Les bons d’études continueront d’être au cœur du programme d’éducation de la droite avec le très important appui financier de plusieurs philanthropes conservateurs. Citons le partisan de Kids First! Yes!, Dick DeVos, président d’Amway et commanditaire réputé d’initiatives conservatrices, et Tim Draper, investisseur en capital risque de la Silicon Valley, qui a financé la Proposition 38 au coût de 26 millions de dollars. D’autres ressources financières provenant de fondations conservatrices telles la Lynde and Harry Bradley Foundation, de Milwaukee, subventionnent la cause.

Éminent chercheur de l’Université Stanford et partisan de longue date des bons d’études, Terry Moe estime que le chemin vers les bons d’études ne doit plus passer par un référendum complexe état par état.

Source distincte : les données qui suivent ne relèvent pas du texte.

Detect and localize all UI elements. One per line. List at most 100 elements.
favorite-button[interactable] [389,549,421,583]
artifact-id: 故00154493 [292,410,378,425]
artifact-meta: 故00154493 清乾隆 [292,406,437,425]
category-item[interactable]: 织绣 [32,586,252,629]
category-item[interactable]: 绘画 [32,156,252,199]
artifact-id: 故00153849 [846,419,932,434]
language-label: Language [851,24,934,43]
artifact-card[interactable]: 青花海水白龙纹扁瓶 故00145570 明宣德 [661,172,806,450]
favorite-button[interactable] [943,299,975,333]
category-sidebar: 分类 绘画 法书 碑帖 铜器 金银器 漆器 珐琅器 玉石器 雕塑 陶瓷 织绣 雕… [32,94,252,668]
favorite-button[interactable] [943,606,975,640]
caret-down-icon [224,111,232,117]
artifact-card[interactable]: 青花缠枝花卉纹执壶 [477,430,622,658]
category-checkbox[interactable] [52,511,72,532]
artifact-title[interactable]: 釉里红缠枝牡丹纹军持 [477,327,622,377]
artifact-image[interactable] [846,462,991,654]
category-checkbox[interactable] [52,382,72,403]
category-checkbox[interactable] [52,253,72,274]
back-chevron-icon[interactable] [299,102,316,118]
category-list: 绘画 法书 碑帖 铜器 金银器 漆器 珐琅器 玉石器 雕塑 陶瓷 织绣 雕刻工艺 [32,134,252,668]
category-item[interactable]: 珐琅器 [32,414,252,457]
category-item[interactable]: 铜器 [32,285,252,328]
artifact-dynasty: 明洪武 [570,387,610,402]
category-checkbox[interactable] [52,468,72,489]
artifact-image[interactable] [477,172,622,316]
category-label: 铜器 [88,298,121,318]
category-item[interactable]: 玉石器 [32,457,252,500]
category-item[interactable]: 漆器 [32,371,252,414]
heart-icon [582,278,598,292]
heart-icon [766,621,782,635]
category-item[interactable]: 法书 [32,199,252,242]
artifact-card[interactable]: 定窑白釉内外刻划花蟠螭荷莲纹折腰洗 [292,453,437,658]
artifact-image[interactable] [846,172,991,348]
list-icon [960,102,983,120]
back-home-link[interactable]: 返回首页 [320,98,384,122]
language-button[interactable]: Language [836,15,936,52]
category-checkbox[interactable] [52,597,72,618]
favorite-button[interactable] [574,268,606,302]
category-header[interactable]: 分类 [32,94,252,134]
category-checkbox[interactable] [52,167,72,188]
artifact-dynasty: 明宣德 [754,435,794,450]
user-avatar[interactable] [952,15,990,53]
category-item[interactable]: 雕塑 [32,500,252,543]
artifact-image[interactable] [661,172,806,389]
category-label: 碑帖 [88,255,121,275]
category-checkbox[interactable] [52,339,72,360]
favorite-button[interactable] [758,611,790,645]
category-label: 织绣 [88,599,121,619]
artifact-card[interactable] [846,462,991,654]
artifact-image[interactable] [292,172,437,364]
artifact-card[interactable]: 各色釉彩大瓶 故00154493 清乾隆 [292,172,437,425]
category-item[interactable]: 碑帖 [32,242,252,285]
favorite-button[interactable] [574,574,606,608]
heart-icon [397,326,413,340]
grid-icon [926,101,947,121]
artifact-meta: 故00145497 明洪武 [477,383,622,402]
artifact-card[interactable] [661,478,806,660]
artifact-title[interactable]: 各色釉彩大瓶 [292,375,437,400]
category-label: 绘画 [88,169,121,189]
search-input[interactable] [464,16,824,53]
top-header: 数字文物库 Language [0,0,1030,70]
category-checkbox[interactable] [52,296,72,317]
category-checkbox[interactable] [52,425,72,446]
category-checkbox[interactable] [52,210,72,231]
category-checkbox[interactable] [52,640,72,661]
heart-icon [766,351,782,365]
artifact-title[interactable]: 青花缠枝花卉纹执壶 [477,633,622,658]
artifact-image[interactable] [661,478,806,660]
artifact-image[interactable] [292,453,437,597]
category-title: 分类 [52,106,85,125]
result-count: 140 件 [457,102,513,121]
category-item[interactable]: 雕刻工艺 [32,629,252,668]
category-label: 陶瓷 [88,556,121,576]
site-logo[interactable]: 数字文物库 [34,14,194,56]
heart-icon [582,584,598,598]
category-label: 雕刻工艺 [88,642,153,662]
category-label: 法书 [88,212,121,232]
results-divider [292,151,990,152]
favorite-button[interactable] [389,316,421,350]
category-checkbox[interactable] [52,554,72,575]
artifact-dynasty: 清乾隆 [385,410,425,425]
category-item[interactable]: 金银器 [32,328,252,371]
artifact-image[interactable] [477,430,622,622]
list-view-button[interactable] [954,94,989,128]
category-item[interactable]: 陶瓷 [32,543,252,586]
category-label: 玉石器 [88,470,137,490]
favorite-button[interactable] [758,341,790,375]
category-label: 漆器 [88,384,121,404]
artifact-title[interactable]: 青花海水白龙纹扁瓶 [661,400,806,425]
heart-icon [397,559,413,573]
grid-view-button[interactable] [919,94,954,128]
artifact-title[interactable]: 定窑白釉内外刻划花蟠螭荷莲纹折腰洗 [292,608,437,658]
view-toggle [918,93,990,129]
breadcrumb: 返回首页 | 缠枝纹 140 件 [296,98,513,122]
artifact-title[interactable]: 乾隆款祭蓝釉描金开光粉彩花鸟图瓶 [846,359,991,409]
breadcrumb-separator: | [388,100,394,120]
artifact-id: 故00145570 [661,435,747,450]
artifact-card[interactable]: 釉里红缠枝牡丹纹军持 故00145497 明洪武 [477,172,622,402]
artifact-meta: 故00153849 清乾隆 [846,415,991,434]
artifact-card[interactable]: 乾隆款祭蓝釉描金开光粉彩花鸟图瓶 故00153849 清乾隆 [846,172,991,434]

Moe, qui a reçu un appui financier considérable de groupes conservateurs, affirme que, « dans quelques dizaines d’années, les bons d’études feront partie intégrante de l’éducation américaine ». Dans son essai Schools, Vouchers, and the American Public, sous l’étiquette de la Brookings Institution, Moe soutient également que les bons d’études sont en train de gagner la faveur d’un public de plus en plus large.

L’étude de Moe se fonde sur 4700 entrevues téléphoniques effectuées en 1995 pour connaître l’opinion des Américains sur les écoles publiques, les écoles privées et les bons d’études. Moe a passé cinq ans à analyser les données recueillies, et il conclut que les bons d’études seront finalement adoptés dans le cadre de ce qu’il appelle la « politique normale », c’est-à-dire les activités législatives des états.

« En fin de compte, c’est vraisemblablement cette même Cour suprême qui a confirmé Bush à la présidence qui décidera du sort des bons d’études, » écrit Stan Karp dans Z Magazine (avril 2001). Selon Karp, éducateur et rédacteur adjoint de Rethinking Schools, « la Cour suprême devra par la suite déterminer jusqu’à quel point les états peuvent utiliser les bons d’études pour canaliser les fonds publics vers les écoles privées et confessionnelles, et cette décision renverra la balle aux législatures d’état, provoquant d’autres débats. »

La longue marche jusqu’à la privatisation

La lutte au sujet de l’éducation américaine va au-delà du traditionnel paradigme du gouvernement fédéral versus état-localité. À cet égard, Ann Bastion, consultante en éducation et haut inspecteur des programmes à la fondation libérale New World, affirme qu’en vérité le facteur de privatisation « est la pièce maîtresse de tout l’agenda de la droite, à savoir démonter les programmes et les responsabilités du gouvernement à l’égard des besoins sociaux ».

Les initiatives de bons d’études pourraient contribuer à soutenir la privatisation. Par ce biais, une industrie de l’éducation publique de plus de 650 milliards de dollars pourrait être ouverte à des entreprises privées alors que les entrepreneurs et les spécialistes politiques conservateurs n’y voient que du rêve.

Pour les conservateurs, les compromis présidentiels à l’égard de l’éducation sont une opportunité manquée. Cependant, d’autres éléments du plan de Bush pourront ouvrir le chemin aux bons d’études et servir de cheval de bataille à la privatisation.

À mesure que les résultats des évaluations sont rassemblés et analysés, de plus en plus d’écoles publiques sous-financées peuvent être classées « défaillantes ». Il deviendra de plus en plus clair qu’engager un professeur ou s’inscrire dans une meilleure école ne sera pas l’alternative réelle pour la plupart des enfants mal instruits. Cela pourrait déclencher un nouvel élan pour les bons d’études, bref un pas extraordinaire vers la privatisation.

À l’heure de la déréglementation, le rôle du gouvernement fédéral serait considérablement réduit si le secteur privé prenait en charge une grande partie de l’éducation publique.